One of my Facebook friends posted this video on her wall. I really liked it, so I thought I'd post it here. Even though it's Monday, it's not a song. It's a spoken word piece called Duality Duel . It's not too long, and there is some NSFW language. Though, if you have the luxury of getting paid while you read blogs/watch youtube videos, I hope you consider yourself lucky. Some people work 16 hour shifts with no break putting iphones together.

I like this piece for a number of reasons. I think the biggest one is that it has the message that we need to get in touch with all sides of ourselves in order to help others. When we go through the world presenting a perfect picture of what our lives are like, it only serves to separate and isolate us.

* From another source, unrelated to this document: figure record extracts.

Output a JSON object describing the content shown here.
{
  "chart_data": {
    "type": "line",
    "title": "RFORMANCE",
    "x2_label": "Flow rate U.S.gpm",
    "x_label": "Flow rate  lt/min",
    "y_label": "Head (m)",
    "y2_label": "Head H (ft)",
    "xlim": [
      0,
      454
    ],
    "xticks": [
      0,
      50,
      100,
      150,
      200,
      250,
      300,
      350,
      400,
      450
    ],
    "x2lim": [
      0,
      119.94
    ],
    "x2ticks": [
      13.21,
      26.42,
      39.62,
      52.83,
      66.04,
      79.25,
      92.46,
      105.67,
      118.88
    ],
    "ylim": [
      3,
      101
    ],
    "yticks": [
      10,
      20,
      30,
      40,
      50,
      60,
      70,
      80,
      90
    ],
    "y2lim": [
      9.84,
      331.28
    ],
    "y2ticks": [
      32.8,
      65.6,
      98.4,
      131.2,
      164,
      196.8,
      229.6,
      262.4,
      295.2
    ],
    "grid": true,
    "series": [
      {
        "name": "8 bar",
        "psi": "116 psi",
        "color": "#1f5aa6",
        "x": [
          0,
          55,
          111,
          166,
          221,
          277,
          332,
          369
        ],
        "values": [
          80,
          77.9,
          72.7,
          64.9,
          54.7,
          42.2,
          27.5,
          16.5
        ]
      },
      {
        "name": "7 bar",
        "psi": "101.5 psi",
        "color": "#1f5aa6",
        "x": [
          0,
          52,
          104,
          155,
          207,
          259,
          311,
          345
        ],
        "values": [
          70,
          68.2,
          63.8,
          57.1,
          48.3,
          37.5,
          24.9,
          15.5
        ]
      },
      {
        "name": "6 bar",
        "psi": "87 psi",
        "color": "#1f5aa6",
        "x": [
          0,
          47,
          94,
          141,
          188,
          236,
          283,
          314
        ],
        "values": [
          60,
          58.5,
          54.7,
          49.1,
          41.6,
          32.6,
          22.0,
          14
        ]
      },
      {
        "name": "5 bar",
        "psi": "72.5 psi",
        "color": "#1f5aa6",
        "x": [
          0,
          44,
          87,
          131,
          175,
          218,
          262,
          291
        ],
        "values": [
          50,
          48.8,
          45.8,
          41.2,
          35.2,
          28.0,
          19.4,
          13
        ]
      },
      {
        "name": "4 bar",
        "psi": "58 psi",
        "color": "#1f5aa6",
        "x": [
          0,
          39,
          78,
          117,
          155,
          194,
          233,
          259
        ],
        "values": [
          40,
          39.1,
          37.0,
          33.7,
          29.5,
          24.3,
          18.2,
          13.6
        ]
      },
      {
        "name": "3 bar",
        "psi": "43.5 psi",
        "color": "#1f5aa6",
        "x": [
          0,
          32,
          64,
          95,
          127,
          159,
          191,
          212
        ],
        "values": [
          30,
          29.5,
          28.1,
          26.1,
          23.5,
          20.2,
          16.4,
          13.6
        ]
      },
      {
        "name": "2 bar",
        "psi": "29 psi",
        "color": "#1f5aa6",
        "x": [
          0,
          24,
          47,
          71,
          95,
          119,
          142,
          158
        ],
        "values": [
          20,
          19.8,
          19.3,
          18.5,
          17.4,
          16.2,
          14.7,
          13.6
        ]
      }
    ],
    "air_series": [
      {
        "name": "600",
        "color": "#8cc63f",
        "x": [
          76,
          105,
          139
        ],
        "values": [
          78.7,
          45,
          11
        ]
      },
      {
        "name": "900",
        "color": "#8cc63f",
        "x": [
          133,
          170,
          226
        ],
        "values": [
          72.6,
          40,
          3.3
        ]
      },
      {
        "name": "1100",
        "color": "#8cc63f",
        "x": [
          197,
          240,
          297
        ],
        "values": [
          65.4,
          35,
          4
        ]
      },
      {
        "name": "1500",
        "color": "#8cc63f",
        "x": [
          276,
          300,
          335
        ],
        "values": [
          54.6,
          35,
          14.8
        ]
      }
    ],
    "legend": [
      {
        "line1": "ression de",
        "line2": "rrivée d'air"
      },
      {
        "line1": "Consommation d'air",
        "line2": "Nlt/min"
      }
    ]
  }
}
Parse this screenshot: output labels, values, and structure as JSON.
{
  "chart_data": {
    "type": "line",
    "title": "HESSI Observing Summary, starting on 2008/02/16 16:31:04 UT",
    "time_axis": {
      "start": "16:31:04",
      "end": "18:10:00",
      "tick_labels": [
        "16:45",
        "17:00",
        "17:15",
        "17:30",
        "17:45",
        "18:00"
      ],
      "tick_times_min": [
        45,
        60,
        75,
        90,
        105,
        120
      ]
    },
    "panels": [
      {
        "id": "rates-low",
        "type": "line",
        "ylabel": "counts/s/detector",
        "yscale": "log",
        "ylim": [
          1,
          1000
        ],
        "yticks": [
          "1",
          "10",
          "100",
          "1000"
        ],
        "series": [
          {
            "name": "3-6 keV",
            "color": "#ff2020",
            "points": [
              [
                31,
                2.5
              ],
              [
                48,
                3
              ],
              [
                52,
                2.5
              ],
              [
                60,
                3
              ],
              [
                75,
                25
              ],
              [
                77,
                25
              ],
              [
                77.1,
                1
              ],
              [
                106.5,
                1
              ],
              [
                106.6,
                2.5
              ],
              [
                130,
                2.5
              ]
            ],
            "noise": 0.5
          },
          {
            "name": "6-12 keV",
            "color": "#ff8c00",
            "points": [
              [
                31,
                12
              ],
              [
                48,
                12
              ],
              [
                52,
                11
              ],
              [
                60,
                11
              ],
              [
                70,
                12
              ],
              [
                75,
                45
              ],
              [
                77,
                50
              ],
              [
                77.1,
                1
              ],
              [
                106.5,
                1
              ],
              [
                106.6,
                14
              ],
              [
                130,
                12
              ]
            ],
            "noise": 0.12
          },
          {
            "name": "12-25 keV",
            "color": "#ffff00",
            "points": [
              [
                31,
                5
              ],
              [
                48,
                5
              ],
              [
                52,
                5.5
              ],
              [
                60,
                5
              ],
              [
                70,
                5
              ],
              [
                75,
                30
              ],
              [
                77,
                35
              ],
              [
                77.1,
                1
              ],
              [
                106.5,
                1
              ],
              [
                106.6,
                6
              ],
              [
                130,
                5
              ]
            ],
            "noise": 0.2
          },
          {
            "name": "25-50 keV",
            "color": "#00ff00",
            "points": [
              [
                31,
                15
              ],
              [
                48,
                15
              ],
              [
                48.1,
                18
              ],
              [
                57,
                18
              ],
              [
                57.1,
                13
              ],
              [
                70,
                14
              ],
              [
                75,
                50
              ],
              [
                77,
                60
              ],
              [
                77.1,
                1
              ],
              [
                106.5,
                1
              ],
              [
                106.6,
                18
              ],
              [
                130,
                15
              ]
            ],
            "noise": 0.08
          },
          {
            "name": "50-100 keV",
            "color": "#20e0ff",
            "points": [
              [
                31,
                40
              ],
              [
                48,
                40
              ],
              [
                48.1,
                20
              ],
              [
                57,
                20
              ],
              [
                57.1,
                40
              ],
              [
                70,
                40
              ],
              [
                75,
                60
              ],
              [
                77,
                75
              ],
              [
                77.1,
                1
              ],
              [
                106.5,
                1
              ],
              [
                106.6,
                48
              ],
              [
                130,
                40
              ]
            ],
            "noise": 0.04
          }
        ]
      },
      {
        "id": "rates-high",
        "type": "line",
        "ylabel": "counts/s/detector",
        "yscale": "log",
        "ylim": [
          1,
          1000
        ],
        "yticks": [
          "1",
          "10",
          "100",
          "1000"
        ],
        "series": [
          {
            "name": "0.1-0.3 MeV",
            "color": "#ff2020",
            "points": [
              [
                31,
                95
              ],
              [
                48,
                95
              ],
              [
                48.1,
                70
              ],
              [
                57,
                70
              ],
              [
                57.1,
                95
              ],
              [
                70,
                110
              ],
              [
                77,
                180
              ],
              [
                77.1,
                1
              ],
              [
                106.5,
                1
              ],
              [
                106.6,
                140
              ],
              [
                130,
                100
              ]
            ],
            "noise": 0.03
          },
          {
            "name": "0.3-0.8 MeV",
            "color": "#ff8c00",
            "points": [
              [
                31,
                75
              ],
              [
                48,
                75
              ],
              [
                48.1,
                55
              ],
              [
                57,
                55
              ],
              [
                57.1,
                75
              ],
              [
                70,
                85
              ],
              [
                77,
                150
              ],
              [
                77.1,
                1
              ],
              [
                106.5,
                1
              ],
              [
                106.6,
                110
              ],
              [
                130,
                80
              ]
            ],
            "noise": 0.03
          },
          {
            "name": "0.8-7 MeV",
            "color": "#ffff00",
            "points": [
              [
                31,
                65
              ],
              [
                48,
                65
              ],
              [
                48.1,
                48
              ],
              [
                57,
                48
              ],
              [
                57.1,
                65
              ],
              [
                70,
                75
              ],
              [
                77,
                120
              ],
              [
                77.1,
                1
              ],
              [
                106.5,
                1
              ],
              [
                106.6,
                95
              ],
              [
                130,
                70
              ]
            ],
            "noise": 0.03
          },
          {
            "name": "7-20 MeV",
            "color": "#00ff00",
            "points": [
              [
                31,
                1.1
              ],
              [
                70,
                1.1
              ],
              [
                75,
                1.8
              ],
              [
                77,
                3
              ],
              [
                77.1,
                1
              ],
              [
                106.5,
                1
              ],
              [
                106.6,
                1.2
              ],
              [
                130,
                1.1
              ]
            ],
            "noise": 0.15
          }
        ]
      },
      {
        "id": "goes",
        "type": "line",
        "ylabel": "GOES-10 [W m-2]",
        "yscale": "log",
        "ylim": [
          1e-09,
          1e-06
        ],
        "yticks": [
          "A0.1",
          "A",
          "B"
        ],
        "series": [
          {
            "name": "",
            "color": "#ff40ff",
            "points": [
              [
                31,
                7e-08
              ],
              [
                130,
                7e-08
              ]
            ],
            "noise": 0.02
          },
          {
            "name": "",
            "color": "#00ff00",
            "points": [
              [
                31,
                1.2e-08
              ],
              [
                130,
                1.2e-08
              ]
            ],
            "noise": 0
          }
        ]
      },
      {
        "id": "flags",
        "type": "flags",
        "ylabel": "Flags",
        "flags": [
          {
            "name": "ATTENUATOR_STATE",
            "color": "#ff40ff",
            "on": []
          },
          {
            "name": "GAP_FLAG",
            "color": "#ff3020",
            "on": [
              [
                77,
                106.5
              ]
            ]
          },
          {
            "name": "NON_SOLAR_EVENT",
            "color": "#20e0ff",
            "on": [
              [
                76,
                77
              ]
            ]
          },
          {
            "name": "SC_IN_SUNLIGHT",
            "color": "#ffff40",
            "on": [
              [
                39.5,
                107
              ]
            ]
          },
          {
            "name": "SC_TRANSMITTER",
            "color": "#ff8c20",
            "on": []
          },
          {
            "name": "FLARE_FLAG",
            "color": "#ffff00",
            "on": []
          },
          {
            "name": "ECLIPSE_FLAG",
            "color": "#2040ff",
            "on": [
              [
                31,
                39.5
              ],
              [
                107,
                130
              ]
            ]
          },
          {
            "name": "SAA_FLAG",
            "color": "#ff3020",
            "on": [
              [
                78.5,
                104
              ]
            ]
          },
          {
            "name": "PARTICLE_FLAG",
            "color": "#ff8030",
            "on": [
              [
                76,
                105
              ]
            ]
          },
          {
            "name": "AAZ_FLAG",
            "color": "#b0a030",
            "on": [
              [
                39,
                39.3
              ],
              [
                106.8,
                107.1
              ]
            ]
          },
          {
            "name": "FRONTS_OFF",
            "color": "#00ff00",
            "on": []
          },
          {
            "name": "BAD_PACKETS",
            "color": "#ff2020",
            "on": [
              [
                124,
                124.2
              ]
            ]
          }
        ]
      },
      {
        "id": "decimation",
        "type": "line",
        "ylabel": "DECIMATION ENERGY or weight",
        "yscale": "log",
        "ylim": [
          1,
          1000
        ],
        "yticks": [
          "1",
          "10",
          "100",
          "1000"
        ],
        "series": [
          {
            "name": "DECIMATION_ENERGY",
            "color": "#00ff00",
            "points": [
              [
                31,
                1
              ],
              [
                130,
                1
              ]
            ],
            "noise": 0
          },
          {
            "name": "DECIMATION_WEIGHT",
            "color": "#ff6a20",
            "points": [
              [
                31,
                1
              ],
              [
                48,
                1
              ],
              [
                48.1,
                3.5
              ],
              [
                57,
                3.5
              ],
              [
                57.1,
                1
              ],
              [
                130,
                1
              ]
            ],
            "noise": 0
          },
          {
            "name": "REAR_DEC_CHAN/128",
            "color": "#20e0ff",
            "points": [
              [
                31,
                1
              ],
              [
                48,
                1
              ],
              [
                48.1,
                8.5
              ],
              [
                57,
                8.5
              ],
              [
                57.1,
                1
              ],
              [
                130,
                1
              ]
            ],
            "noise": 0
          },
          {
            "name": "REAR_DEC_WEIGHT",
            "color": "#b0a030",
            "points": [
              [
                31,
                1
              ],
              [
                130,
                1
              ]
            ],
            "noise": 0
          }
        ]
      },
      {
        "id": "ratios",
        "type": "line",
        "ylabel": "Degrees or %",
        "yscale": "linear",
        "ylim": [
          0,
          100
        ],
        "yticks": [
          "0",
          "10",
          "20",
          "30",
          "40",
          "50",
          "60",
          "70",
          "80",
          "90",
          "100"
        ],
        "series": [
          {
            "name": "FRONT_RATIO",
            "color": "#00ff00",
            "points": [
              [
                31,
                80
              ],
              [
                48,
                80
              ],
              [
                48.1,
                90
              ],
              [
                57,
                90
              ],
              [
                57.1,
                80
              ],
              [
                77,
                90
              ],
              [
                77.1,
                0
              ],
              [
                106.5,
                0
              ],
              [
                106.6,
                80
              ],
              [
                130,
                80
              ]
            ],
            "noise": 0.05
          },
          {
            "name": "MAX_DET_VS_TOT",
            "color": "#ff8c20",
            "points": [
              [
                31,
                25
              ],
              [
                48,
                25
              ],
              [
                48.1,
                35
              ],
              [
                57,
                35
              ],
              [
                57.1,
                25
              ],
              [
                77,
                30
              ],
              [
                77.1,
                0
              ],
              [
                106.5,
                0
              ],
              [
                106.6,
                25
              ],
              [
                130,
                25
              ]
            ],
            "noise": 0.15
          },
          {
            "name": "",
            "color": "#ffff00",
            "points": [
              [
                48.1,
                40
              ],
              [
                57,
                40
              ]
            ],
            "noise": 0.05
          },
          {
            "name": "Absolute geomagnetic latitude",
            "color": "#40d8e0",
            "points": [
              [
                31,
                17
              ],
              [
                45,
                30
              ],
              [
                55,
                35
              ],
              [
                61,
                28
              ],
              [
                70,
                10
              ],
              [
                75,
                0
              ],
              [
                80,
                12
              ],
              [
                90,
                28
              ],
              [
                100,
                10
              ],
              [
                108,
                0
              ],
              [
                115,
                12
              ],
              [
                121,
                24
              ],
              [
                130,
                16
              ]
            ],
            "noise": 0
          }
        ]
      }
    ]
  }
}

But the reality is that none of us have pretty little lives. There is a lot of suffering in the world, and we have all experienced it in one way or another. One way that we can help to heal our own suffering is to share it. We can also reach out to help others, despite our own suffering. These things will help us all to heal.

One of my favorite psychotherapists is Carl Rogers. He has a quote that says, "What is most personal, is most universal."

This piece is a good example of that sentiment. I hope that both the quote and the poem inspire you to be true to yourself and to connect with others, because we need a lot more of both of these things happening in the world.